I don't think I need to point out the fact that their infosec teams weren't doing a few things right because the very fact that this incident happened makes the point intuitively obvious (as one of my old professors would say). However, I feel that I should point out that this could have been done by an insider, which means that a lot of safeguards for external attacks could have been bypassed. There are entirely different safeguards and countermeasures for insider threats, however, and it's possible that those just didn't work. Then again, if someone on your infosec team goes rogue you're pretty much screwed no matter what.

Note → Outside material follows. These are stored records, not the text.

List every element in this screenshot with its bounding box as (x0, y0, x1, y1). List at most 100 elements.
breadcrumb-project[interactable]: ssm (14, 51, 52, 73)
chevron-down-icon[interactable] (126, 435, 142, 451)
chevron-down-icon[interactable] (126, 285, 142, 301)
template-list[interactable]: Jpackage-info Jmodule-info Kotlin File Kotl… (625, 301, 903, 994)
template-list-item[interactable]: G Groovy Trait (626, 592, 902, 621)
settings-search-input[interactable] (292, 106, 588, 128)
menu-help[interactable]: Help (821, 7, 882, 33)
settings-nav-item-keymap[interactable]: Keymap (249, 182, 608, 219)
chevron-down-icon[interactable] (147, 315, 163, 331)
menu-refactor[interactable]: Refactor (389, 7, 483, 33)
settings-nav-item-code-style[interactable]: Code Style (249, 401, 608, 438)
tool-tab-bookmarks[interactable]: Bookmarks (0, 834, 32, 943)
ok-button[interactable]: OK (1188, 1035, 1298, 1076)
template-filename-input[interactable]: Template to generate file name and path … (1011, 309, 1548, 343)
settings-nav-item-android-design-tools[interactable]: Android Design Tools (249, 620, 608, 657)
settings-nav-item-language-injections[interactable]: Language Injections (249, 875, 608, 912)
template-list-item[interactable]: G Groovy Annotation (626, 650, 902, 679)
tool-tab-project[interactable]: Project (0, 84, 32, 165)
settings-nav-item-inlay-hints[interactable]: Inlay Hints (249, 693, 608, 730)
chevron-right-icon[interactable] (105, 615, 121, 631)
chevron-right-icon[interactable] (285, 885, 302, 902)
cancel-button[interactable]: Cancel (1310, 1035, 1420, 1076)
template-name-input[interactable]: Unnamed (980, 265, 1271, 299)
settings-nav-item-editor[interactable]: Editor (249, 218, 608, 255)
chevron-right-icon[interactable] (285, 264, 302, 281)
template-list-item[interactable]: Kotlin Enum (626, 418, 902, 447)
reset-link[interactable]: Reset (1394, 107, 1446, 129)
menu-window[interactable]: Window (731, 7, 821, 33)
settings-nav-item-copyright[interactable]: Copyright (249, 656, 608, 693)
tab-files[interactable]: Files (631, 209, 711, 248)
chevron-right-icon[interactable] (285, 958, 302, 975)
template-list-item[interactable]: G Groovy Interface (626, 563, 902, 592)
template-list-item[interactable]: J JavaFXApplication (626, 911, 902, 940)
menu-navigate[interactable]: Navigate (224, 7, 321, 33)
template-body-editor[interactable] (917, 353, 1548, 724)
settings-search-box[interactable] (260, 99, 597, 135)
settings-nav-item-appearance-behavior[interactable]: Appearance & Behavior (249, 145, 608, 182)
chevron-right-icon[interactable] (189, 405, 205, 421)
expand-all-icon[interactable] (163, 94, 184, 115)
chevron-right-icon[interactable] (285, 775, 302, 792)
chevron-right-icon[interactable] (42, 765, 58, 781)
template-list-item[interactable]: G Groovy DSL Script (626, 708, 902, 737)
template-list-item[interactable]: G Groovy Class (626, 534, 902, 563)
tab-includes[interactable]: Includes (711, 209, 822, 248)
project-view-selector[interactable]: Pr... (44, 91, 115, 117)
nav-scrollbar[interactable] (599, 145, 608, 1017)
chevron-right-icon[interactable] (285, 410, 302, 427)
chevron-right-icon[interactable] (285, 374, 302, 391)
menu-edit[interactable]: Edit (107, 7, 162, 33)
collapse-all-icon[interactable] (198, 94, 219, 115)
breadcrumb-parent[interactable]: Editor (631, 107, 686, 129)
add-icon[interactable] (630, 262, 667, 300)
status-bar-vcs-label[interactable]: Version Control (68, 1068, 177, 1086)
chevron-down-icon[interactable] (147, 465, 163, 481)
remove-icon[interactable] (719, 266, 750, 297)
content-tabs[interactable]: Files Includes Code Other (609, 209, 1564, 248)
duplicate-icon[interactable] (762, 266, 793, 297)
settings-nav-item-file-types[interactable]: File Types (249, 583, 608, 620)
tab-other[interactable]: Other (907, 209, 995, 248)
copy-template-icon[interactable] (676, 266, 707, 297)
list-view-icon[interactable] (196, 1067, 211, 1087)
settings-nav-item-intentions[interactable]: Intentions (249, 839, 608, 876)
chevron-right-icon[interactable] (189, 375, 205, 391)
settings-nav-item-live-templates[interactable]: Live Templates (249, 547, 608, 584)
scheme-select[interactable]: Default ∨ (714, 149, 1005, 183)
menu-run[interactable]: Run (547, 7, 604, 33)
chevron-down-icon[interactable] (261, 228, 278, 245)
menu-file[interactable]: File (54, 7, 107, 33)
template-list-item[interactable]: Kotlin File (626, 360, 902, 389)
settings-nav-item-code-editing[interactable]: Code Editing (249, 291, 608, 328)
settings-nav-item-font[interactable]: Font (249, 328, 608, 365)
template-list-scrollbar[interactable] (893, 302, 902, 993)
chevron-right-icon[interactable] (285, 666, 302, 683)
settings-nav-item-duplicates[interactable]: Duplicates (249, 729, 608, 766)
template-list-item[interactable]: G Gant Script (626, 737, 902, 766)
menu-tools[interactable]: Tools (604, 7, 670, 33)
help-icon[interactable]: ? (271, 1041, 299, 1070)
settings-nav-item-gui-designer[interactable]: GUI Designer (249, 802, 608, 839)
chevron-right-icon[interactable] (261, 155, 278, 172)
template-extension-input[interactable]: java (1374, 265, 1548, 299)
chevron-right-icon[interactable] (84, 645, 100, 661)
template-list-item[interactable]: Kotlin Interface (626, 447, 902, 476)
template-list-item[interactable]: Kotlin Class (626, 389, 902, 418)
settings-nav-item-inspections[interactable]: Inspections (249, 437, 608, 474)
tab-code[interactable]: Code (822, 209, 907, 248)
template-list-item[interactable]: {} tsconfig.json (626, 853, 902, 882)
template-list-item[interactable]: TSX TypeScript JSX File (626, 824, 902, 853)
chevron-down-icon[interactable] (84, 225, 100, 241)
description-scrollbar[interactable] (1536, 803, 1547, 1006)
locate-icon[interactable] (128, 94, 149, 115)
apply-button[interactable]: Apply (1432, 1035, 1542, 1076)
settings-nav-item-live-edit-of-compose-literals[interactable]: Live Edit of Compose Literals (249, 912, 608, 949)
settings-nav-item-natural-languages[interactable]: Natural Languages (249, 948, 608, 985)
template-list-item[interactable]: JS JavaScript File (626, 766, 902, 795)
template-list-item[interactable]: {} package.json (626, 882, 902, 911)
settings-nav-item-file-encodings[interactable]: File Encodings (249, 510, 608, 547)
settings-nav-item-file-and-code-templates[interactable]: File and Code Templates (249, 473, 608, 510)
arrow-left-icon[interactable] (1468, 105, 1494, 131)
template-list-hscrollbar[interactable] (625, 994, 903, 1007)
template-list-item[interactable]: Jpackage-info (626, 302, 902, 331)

I also feel that I should point out that the Health Insurance Portability and Accountability Act expressly states that PHI (Protected Health Information) should be protected from and monitored for unauthorized access or modification, which brings me right along to my next question: why in the hell are they using Social Security Numbers in their records? When you pick up a scrip in Virginia you have to show photo ID of some kind, and the "customer number" of that photo ID ([A-Z][0-9]{2}-[0-9]{2}-[0-9]{4} for drivers' licenses) is written down by the pharmacist along with your name, phone number, address, and a couple of other things that I couldn't see because they noticed I was taking an unusual interest in that page of the big white binder at CVS. Those ID numbers are supposed to be unique identifiers in their own right, and should be more than sufficient for indexing patient records in that database. I realize that I'm being hopelessly naive here, but one would think that after years of data breaches, the powers that be would get a clue and stop putting information useful for identity theft anywhere near the public Net.

One of these days I'll get around to posting my rant about "compliance is not security."